A lightning-round recap: Moses encourages the people in their Exodus wanderings by reminding them that the promised land not only flows with milk and honey, but is rich in vineyards. The scouts Joshua and Caleb, sent on a mission to reconnoiter the unmapped area, return with a giant cluster of grapes as proof that the land overflows with wine. The unmistakeable message: the whole territory is Edenic.
Jesus describes himself as the true vine and his disciples as laborers in his vineyard. At the Last Supper he tells them to drink wine in commemoration of his redemptive death. The mass — Catholic, Anglican, and Orthodox — cannot be celebrated without the fermented juice of the grape. Four cups of wine drunk at the Passover seder represent release of the Jewish people from their four periods of exile. How will we know when the millennial kingdom that both Jews and Christians anticipate has come? Because in that day “new wine will drip from the mountains and flow from all the hills” and “every man will sit under his own vine and fig tree.”

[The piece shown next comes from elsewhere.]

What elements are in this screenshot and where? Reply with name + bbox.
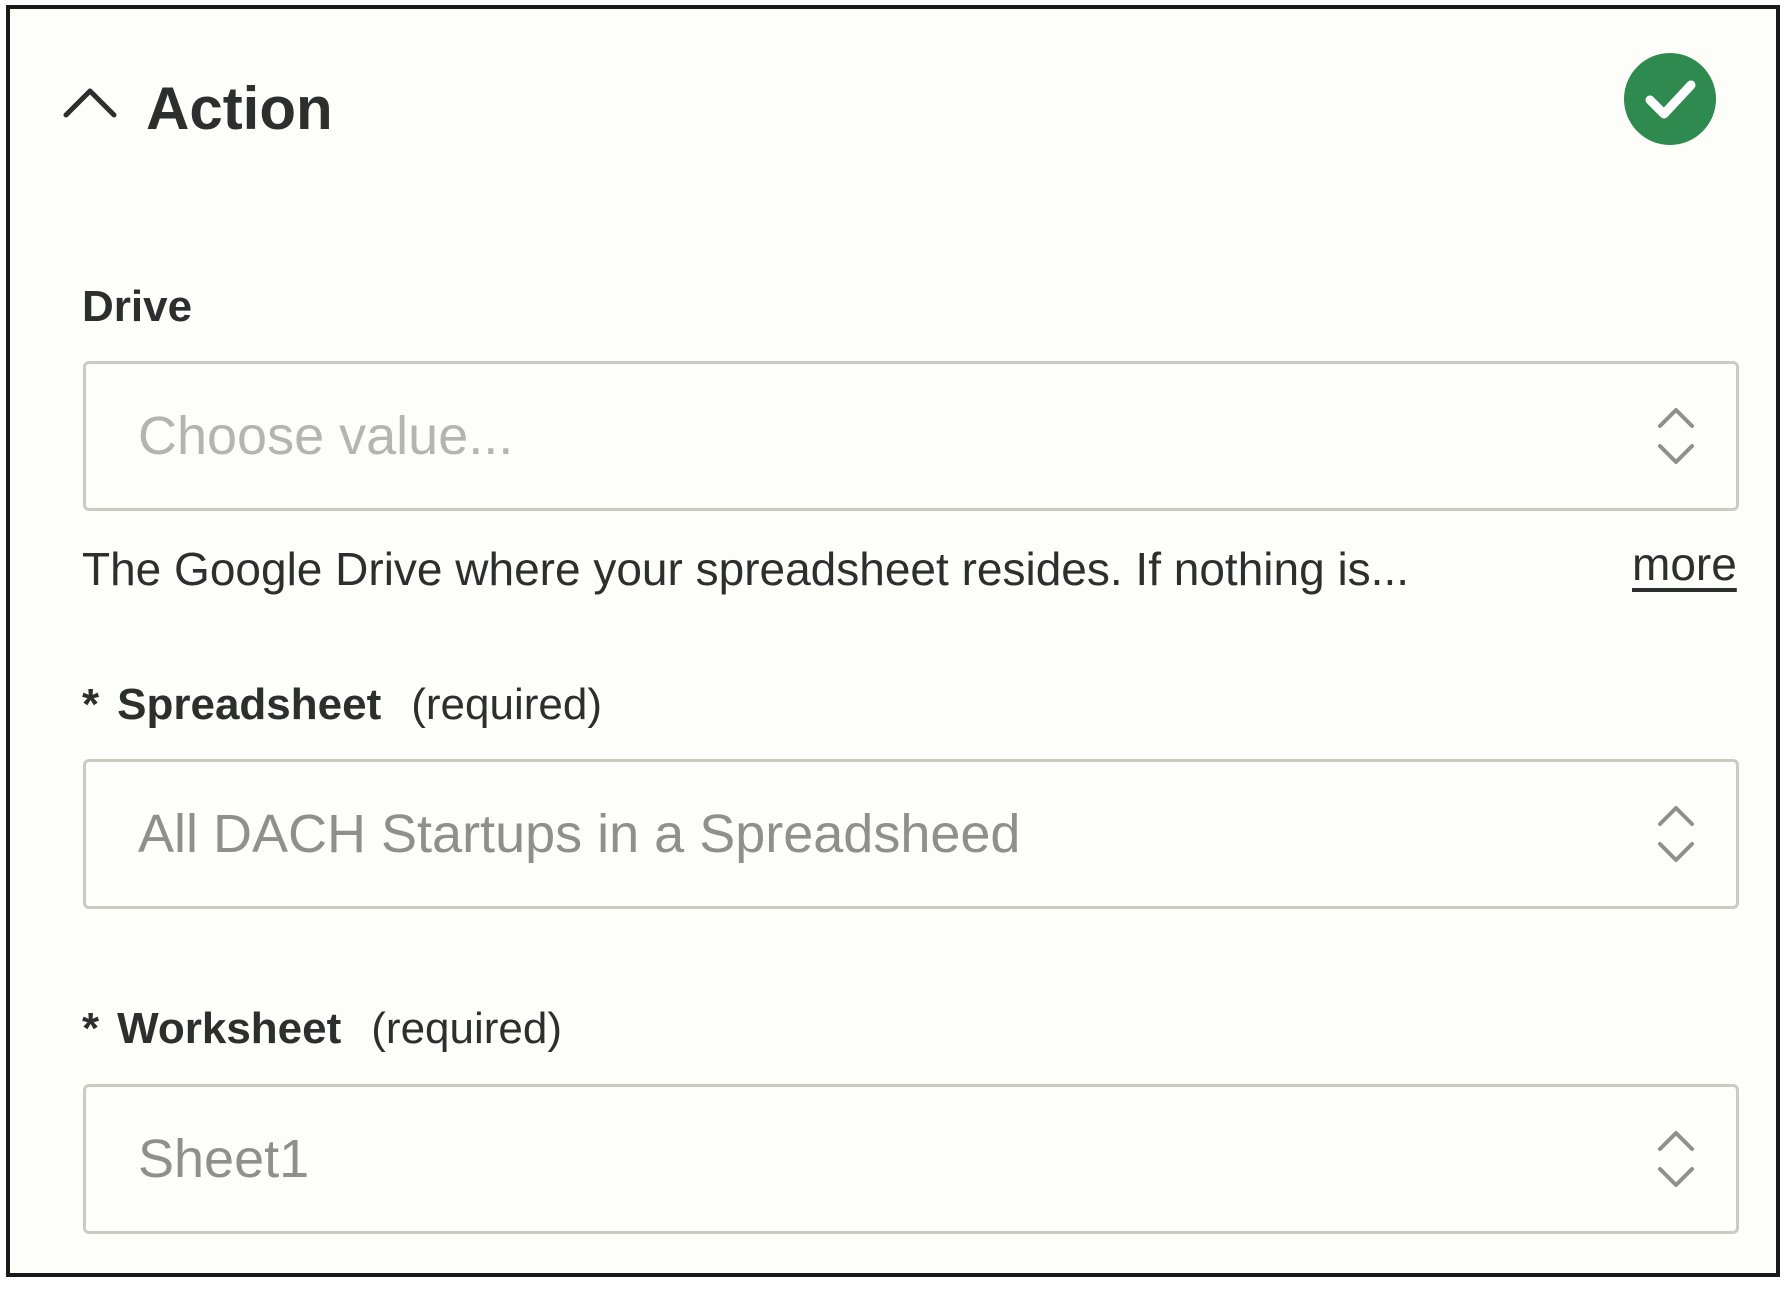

In the northern hemisphere, Easter and Passover come around each year just as vines are emerging from their annual slumber, and showing the first promising signs of a harvest to come. It’s a time when the world seems to be starting fresh, and there’s a sense of futurity in the newness of it all. In New England, more dramatically than elsewhere, April brings a kind of Noah moment for each of us as we contemplate a vegetative world that had been de-created by winter newly restored to verdant life.
Not all of us can share Noah’s joy in planting and tending a vineyard of our own, but we can each enjoy the scent of paradise that still clings to wine – even after 8000 vintages.